The summer of 2024 will be remembered on the waterfront as the summer of wind. Apart from a few windless days here and there, we have been pummeled day in and day out by relentless winds that have hampered our efforts to get out there and fish or whale watch. We’ve done a lot of fishing in miserable wind, and too often we haven’t been able to leave the dock at all.
When it’s reasonable and we can get out, though, the striped bass fishing is pretty good. The best area of late is the same as it has been for most of the season, that is, from Race Point to Peaked Hill. The bass have really settled into that area, which is chock-full of sand eels. Every bass we catch has a stomach full of sand eels and only sand eels.
Wire line trollers are enjoying the most success, as the fish are spread out and not bunching up in big tight schools. Trolling is most effective in those situations, plus the fish are staying hunkered down on the bottom and not coming to the surface much. That would explain the lack of success people are having with swimming plugs and poppers. Capt. Russ of the Liza Z has been coming in with consistently outstanding catches of fish exclusively caught on wire line umbrella rigs.
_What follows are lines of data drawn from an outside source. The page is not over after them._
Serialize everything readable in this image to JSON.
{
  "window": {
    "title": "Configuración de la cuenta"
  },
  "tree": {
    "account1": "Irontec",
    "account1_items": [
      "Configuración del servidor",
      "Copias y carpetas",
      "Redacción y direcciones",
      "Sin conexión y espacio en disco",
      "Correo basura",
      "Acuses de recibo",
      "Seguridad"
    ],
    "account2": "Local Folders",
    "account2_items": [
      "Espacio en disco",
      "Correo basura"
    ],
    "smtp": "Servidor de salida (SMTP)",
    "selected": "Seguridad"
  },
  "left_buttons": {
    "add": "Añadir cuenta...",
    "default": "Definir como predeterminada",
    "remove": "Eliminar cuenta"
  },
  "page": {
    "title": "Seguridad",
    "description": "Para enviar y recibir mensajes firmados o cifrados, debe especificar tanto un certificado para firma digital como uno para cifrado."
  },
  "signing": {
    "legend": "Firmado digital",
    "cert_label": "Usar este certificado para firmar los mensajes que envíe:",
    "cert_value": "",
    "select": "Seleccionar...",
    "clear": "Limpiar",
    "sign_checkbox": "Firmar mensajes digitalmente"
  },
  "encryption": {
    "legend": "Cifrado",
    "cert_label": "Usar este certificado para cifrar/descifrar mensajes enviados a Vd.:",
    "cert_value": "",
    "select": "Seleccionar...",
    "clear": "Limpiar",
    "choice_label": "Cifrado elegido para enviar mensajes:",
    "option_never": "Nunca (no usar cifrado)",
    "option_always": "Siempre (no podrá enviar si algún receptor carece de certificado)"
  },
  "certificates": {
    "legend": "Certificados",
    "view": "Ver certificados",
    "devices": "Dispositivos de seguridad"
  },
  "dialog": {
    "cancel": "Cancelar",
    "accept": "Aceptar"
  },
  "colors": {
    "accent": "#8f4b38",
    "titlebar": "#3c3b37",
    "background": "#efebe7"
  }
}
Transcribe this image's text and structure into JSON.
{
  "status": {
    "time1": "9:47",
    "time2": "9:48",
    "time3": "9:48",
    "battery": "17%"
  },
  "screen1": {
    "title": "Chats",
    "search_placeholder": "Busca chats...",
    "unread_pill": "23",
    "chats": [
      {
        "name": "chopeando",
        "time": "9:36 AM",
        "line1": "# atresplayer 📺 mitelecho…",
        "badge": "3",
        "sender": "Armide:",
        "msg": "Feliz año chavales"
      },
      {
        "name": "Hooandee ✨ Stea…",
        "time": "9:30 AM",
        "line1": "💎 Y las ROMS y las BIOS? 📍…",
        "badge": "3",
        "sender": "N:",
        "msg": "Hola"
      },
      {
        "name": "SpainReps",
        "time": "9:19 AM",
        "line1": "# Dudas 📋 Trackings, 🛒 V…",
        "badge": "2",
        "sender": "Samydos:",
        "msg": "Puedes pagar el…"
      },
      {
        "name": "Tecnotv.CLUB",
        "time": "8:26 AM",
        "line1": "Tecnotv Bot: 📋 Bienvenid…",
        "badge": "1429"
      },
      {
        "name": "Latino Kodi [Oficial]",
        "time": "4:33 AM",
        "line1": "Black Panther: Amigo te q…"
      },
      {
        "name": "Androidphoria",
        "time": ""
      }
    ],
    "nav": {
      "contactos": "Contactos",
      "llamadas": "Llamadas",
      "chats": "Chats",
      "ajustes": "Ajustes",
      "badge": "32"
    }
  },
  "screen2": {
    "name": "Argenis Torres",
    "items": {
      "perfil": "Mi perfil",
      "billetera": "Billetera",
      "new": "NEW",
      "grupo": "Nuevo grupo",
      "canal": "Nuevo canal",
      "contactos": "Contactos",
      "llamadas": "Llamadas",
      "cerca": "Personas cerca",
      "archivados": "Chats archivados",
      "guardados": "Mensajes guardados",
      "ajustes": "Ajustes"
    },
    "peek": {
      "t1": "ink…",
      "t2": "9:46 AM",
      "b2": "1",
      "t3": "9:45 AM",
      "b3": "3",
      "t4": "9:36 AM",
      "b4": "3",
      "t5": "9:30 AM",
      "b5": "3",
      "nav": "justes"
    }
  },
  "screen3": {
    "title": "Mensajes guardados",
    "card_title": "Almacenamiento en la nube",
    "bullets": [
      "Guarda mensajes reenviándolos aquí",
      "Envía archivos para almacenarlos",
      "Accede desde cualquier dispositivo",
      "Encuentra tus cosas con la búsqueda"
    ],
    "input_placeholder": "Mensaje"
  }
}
Bluefish are still nowhere to be found. We’re not seeing them in the bay or on the ocean side of the Outer Cape. Sure, we’re catching a few here and there, but the big charge of bluefish we usually see around here by now has yet to arrive and settle in. We still have time to get them in here, but the high summer window is slowing starting to close. Likewise, I haven’t seen or heard of many giant tuna coming into port this past week. Maine continues to be the tuna hot spot so far.
I’m probably one of the few commercial fishermen out here who used to teach high school science — I’m the type who can’t help tracking climate change and responses to it. But there is a proposed experimental project coming out of the Woods Hole Oceanographic Institution that is leaving me scratching my head. They’re looking to shift the alkalinity of the ocean as a possible way to reduce the negative effects of climate change.
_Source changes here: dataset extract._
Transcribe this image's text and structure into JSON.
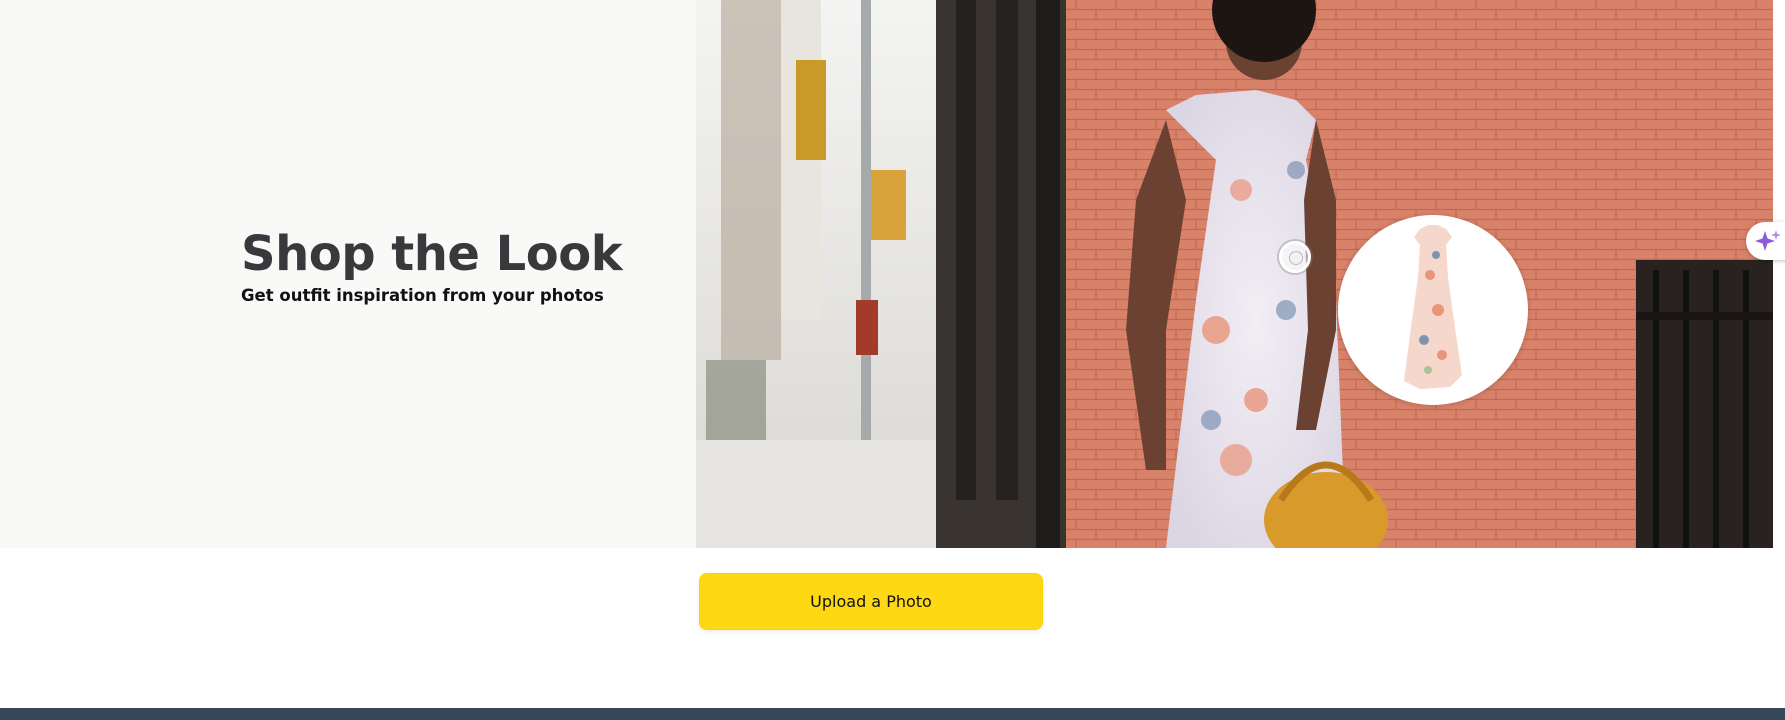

To do that, they want to release 6,600 gallons of sodium hydroxide into the ocean about 10 miles south of Martha’s Vineyard, according to a July 11 report on WBUR in Boston, a National Public Radio outlet. I’m not the only one who is concerned — the idea is already getting pushback from environmentalists and the commercial fishing industry.
The concept is called OAE, ocean alkalinity enhancement, and the idea is that it could reverse the ocean acidification that we have seen is linked to hypoxia (reduced oxygen levels in the water) and seems to be a threat to shellfish. It would also, they hope, increase the water’s ability to absorb excess carbon dioxide from the air.
I’m told the Indie’s science reporter is looking into this. I’m looking forward to reading what he finds out, but meanwhile, rather than rant — because that’s my instinct here — I have some questions for him. First, it seems to me we’ve been trying to manipulate Earth’s core systems for centuries, and it isn’t going that well: to date we have not been able to fool Mother Nature. And sodium hydroxide is a strong base, so it’s highly caustic. We need to know what the scientists plan to do about preventing harm to fish and mammals.